Cheryl Della Pelle

Ranging from the poet’s tumultuous and joyful childhood, to her search for independence and love, to her immersion in the sensory pleasures of the natural world, the poems in Down to the Waters are utterly honest, uninhibited, and close to the bone. It is no wonder that this book has been greeted so enthusiastically. Sandra Bishop Ebner has written, “In this amazing debut book, the poet Cheryl Della Pelle takes us on a journey into a landscape filled with the sensual, the contemplative, the wisdom of the child’s eyes and a recognition of, and connection with, the conflicting elements within both nature and human nature. She skillfully surveys her own territory and discovers how one ‘trusts in what she cannot see’ and recognizes the need to witness. These poems are elegant, poignant, and memorable.” Joan Kunsch is equally impressed: “This poet’s gift is to imbue the ordinary with a significance that makes daily happenings into peak experiences: the trek to collect eggs from a henroost, a daughter’s unflinching catch of a hardball with sting pitched by the father she tries hard to please. With images such as ‘....cow-chant / rippling over the countryside like a joyride,’ the reader is carried along into the wonder of Della Pelle’s own journey.”

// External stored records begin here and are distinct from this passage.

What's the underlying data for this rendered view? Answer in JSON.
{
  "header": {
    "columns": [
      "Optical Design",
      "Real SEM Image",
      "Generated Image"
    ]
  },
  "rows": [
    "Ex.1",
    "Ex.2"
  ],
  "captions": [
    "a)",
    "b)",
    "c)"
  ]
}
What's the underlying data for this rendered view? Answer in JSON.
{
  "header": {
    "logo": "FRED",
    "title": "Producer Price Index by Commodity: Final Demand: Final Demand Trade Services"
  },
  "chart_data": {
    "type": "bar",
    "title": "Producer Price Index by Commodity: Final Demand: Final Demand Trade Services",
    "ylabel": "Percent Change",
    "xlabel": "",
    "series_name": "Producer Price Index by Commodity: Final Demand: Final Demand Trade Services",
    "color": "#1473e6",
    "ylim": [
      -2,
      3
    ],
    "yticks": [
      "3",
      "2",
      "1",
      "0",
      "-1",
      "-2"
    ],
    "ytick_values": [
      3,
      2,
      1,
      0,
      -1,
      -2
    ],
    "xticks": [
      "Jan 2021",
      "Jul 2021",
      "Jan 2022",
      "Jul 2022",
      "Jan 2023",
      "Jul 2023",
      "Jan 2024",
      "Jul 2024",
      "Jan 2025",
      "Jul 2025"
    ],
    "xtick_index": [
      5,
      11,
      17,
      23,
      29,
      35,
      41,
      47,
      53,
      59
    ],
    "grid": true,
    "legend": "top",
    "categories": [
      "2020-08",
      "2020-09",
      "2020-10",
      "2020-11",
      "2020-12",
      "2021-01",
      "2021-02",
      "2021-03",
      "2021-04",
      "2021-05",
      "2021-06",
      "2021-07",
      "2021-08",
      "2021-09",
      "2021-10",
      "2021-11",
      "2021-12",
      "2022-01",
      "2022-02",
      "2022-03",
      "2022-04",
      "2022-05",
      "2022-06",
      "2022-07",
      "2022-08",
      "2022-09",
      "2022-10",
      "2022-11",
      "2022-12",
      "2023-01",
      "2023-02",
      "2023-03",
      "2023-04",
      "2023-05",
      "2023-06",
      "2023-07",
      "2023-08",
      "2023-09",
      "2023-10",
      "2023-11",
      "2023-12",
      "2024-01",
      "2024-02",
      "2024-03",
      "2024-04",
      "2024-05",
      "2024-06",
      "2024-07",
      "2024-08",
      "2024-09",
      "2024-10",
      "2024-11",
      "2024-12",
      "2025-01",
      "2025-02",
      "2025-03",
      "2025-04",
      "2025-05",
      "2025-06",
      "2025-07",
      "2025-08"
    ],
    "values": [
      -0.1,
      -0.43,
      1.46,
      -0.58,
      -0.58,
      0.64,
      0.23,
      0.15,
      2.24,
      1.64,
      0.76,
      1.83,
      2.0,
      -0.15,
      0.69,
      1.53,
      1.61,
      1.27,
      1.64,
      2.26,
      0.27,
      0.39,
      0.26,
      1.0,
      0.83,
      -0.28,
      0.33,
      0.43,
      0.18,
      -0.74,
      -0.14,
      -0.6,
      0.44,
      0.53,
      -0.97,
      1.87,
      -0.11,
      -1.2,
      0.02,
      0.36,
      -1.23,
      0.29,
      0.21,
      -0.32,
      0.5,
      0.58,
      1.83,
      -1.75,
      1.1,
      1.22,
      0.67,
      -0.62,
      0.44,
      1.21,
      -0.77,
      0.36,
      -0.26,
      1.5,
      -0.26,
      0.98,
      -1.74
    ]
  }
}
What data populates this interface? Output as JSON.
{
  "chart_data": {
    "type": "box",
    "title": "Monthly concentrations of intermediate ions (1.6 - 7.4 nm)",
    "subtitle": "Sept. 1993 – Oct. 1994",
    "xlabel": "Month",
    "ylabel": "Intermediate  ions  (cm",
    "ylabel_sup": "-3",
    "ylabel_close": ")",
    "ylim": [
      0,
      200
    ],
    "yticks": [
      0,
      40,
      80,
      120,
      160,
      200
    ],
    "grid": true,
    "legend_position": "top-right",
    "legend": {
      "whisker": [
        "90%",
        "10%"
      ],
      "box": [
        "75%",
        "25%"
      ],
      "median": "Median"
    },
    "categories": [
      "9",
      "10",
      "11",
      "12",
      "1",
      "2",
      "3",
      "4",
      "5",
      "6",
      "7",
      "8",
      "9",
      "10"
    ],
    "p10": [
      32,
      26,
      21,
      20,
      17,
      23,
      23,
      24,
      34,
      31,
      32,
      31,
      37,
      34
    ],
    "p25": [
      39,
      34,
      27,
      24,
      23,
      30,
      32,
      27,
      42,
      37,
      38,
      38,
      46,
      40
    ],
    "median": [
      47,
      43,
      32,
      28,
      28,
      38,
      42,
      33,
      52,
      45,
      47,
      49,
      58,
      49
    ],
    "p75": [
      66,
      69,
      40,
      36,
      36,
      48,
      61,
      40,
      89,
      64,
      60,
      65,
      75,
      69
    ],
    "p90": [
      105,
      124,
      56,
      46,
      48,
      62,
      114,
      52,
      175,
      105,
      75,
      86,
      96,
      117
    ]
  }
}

Cheryl Della Pelle is an educator, meditation instructor and master gardener. She owns and operates a one-woman gardening business, and spends as much time out of doors as possible. No doubt her early years spent on her grandparents’ Pennsylvania farm imprinted her for this current life of design and care of gardens. For many years she led a meditation group based on the teachings of Lobsang Samten, Pema Chodron and Thich Nhat Hanh; she also founded the Walking Haiku Meditation Workshop, drawing on the Zen tradition which inspires poetry born on the tongue. In 1995 she co-founded Common Thread, a poetry performance group, producing several evenings of poetry, dance and music throughout the year. As an educator, she is a visiting artist in public schools, colleges and retreat centers, helping students find expression through poetry. Her own poems have been published widely, and she has read at venues throughout Connecticut.

Click here to read sample poems.

Click here to view Cheryl Della Pelle’s upcoming events.

BOOK STATISTICS

ISBN: 978-0-9792226-8-9
64 pages, 6" x 9" perfect bound

 

RURAL ROUTE

With the growing of lengthy grasses
around my shanks,
I was tickled into noticing
here I was in the meadow,
giving of churned rye
and wildflowers.
My breath puffed out,
surprisingly full of hot, moist clover.
Nothing would ever taste sweeter.
I scratched into hummocks,
scattering bees,
gathering grasses into myself.
Plainly alone, it never occurred to me
to join the herd; this was not one
of my capabilities or desires.
And so, to break the silence,
to hear my own voice, I lowed,
over and over,
a deep mellifluous cow-chant,
rippling over the countryside like a joyride;
over and over, I lowed until I laughed,
a heavy bellyful of summer.

A FATHER POEM

You were
too tall,
too handsome.
I think I sassed you some
so you hit me
across the face.
Because I was five, I flew.
I was sad
but happy
to go hunting and fishing,
trying my best to be a boy
threading worms on hooks.
Not many girls traipsed through cornfields
on dark November mornings.
I ran to keep pace with your exaggerated stride,
fed you chocolate when the time was right
and learned the ballet of a bird-dog
flushing pheasant.
But my greatest achievement
was catching your lefty fastball
stinging into a too-thin mitt
without flinching.

THE PRIMORDIAL CONSCIOUSNESS
OF DARK RED LOVERS

The cool-down,
a shaggy blue-grey sky
shakes itself out,
all around hums,
muses out loud
about sun-browned skin
that still smells as warm as
the dark red longing
for you who know
there is no time for lowered lids
and stare the only moment
straight in the face
before the chill sets in,
while the light is still good.

A rush of dahlias knows nothing
of restraint or little passions.
All around hums
a deep earth rumble
and I come to you with a human face,
born and dying,
see you down low
with a look that says everything about desire
and I tire of words,
want only my dark red longing
cured by a wild lover, pungent
as snapped stems, flesh flushed
before the chill sets in,
while the light is still good.

RASPBERRY PATCH

October light slants sideways,
gathers around the edges of everything.
On fresh-snapped air, full of late raspberries,
I am dizzy, buoyant even.

I walk uphill from the house.
An animal with little fur,
I plunge in bare arms,
get stuck and scratched.

Red juice stains the palm of my hand.
Bearing the mark of a true believer
in the fruit of this earth,
I graze the bee-lazy patch.

Beads of blood well up on my wrists
from wounds inflicted willingly.
I think how I prefer this viscous circling
more beautiful than a ruby bracelet.

What inner hunger drives me
to suck raspberries into my mouth,
licking juice and blood
from the arms of my earthbound body!